STUDY OF THE SHEPHERD MOUNTAIN AND PILOT KNOB IRON ORE DEPOSITS USING STRATIGRAPHIC RELATIONSHIPS, FIELD OBSERVATIONS, AND FLUID INCLUSION DATA

The Shepherd Mountain iron ore deposit in southeast Missouri consists of two veins of massive magnetite and hematite in rhyolites from the early Mesoproterozoic period (1500-1440 Ma). The mine was active in the early 19th century but stopped production between 1848-1863. There have been only a couple of studies on the deposit due to the depletion of the veins and limited access to waste rock piles.
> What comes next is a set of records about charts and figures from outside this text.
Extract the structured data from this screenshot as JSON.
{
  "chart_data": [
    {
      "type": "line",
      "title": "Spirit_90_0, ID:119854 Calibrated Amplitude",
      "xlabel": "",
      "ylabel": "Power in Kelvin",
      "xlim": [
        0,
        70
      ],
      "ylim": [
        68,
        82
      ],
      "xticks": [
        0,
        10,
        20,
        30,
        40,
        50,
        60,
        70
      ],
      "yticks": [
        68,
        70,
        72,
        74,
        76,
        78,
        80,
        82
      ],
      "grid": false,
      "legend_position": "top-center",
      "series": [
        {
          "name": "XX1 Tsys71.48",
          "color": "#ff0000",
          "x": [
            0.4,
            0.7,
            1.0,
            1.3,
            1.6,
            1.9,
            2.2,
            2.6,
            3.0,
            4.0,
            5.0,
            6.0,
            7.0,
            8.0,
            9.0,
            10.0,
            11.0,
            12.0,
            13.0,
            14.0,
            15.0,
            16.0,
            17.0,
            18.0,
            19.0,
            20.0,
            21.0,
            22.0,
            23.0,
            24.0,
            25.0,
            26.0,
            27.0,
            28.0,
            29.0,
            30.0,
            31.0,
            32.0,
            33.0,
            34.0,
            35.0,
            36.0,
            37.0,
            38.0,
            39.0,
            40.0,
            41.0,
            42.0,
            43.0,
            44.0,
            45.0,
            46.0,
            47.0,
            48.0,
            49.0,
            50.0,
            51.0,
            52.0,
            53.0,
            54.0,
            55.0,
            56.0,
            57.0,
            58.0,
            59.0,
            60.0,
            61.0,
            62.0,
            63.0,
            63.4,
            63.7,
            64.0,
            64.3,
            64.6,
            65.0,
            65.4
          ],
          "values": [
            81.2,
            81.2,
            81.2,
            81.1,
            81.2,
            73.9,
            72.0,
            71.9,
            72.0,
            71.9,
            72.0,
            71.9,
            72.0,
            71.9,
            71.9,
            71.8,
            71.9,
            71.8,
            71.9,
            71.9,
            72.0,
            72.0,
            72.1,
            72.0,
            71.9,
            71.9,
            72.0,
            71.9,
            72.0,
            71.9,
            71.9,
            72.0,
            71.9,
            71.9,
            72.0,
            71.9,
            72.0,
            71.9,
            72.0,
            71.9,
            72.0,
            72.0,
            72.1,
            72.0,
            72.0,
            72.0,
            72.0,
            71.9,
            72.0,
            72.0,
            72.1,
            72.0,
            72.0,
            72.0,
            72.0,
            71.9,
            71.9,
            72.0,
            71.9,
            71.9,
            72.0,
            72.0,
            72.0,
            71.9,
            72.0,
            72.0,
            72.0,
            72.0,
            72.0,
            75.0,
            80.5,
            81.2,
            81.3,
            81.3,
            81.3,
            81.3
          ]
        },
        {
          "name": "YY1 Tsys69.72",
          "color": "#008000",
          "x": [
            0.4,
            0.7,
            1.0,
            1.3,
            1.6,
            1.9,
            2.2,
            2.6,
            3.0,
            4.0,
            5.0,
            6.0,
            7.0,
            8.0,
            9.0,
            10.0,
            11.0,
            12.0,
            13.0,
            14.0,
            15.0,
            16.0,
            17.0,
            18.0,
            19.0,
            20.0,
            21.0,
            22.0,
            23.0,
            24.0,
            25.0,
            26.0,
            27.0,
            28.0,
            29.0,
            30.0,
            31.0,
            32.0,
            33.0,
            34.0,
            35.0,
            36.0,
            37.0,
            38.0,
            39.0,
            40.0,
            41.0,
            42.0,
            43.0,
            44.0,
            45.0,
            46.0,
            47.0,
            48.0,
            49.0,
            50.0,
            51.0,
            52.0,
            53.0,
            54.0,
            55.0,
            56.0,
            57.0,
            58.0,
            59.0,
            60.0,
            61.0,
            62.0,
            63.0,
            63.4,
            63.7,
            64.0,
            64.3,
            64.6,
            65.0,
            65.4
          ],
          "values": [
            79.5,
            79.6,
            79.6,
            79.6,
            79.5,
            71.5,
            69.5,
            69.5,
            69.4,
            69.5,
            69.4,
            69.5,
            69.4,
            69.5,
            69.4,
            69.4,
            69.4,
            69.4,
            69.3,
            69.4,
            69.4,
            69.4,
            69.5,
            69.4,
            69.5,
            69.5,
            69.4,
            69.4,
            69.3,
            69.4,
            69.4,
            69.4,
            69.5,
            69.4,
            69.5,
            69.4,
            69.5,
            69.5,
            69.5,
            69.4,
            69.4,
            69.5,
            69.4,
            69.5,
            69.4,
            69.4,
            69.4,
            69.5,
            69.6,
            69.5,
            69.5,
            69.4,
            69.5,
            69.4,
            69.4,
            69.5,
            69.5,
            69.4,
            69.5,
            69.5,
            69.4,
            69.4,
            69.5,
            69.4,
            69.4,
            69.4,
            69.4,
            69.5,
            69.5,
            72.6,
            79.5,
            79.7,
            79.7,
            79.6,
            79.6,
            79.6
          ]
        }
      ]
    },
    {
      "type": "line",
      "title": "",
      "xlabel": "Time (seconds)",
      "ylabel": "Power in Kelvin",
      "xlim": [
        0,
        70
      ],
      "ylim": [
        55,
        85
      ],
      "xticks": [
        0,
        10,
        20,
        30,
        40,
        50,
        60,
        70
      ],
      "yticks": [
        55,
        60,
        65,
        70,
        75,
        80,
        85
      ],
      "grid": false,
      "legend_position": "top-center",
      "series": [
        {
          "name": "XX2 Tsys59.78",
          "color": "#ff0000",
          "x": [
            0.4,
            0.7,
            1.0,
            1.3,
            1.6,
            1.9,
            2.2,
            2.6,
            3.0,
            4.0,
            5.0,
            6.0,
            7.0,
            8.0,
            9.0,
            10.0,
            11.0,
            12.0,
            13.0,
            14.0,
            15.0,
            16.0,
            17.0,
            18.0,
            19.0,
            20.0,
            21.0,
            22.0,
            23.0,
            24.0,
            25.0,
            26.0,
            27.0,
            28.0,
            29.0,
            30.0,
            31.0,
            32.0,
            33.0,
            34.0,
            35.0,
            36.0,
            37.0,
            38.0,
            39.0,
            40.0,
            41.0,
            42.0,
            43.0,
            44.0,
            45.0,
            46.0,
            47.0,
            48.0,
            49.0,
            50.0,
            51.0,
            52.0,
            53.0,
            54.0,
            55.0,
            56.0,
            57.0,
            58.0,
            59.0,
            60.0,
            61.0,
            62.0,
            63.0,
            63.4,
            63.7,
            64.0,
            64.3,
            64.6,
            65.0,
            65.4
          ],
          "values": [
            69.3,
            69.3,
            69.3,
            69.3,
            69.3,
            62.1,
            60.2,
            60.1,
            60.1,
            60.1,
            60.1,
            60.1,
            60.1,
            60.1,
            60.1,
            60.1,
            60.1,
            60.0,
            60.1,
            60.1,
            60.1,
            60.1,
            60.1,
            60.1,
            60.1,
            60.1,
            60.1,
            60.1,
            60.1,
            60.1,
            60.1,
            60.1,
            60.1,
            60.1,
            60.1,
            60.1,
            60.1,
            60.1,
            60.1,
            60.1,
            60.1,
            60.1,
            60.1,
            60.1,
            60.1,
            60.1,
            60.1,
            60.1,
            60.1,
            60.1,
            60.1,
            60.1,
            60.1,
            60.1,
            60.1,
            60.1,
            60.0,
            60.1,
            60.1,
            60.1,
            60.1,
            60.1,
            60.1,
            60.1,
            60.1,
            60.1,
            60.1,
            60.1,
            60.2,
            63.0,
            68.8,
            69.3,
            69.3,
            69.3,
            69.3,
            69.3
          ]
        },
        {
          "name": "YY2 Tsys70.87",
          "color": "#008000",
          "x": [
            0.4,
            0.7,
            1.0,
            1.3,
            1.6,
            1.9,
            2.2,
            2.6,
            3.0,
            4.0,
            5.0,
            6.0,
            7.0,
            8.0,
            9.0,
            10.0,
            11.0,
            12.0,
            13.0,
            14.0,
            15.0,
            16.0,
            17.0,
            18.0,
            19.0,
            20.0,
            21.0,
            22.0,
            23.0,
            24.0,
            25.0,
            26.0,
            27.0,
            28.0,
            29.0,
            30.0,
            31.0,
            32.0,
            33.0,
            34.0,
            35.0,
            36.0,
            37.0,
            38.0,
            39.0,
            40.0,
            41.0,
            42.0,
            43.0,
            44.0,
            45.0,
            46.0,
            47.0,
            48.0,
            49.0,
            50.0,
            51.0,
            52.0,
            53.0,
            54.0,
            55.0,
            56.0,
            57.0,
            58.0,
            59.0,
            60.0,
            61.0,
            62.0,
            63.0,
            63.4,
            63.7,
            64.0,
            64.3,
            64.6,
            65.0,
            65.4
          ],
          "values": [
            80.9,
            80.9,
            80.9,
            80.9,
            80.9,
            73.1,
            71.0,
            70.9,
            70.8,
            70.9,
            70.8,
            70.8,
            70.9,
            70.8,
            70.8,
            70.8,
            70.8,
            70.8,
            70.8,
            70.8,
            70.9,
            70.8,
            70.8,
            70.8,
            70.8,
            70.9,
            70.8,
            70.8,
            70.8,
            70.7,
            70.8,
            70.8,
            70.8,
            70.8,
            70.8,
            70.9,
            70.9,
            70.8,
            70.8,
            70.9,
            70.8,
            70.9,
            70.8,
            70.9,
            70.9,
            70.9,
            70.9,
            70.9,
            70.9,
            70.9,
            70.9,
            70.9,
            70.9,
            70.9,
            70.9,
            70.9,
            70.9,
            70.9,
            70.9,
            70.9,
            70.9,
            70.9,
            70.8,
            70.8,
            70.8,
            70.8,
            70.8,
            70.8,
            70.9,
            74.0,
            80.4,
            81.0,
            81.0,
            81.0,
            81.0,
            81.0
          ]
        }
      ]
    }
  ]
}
Recent findings by Tunnel et al. (2022) suggest a possible genetic connection to the nearby underground Pilot Knob Iron Oxide Apatite deposit. In our study we explore the link between the Shepherd Mt. deposit and Pilot Knob using stratigraphic relationships with core samples from both deposits, field Observations, and comparing the thermal and chemical evolution of the deposits using fluid and melt inclusions. To better understand the stratigraphic relationships between the ore deposits, we mapped the volcanic units outcropping in Shepherd Mountain and compared them to core samples obtained from the McCracken Core Library in Rolla, MO. We compared two cores from Shepherd Mountain and several from the lower Pilot Knob Magnetite deposit. The core from Shepherd Mountain showed that the mineralization continues at depth finding the same alteration mineralogy (amphibole-magnetite-quartz-calcite) of the underground Pilot Knob deposit at similar depth than Pilot Knob also hosted by the same andesitic sequence and intruded by the Shepherd Mountain gabbro unit. Our petrological and microthermometric analyses conducted thus far suggest a complex fluid history with multiple fluid inclusions, potentially indicating fluid immiscibility at different stages of deposition. Our initial microthermometry data from fluid inclusions in quartz veins of later mineralization stages shows temperatures ranging from 130-280°C and -19 to -8°C, with a group of fluid inclusions that have final ice crystal melting temperatures between 11 and 25ºC suggesting complex fluid compositions. Future work will focus on more microthermometry work and LA-ICPMS analyses to better understand the fluid evolution and find the potential link between Shepherd Mountain and Pilot Knob ores.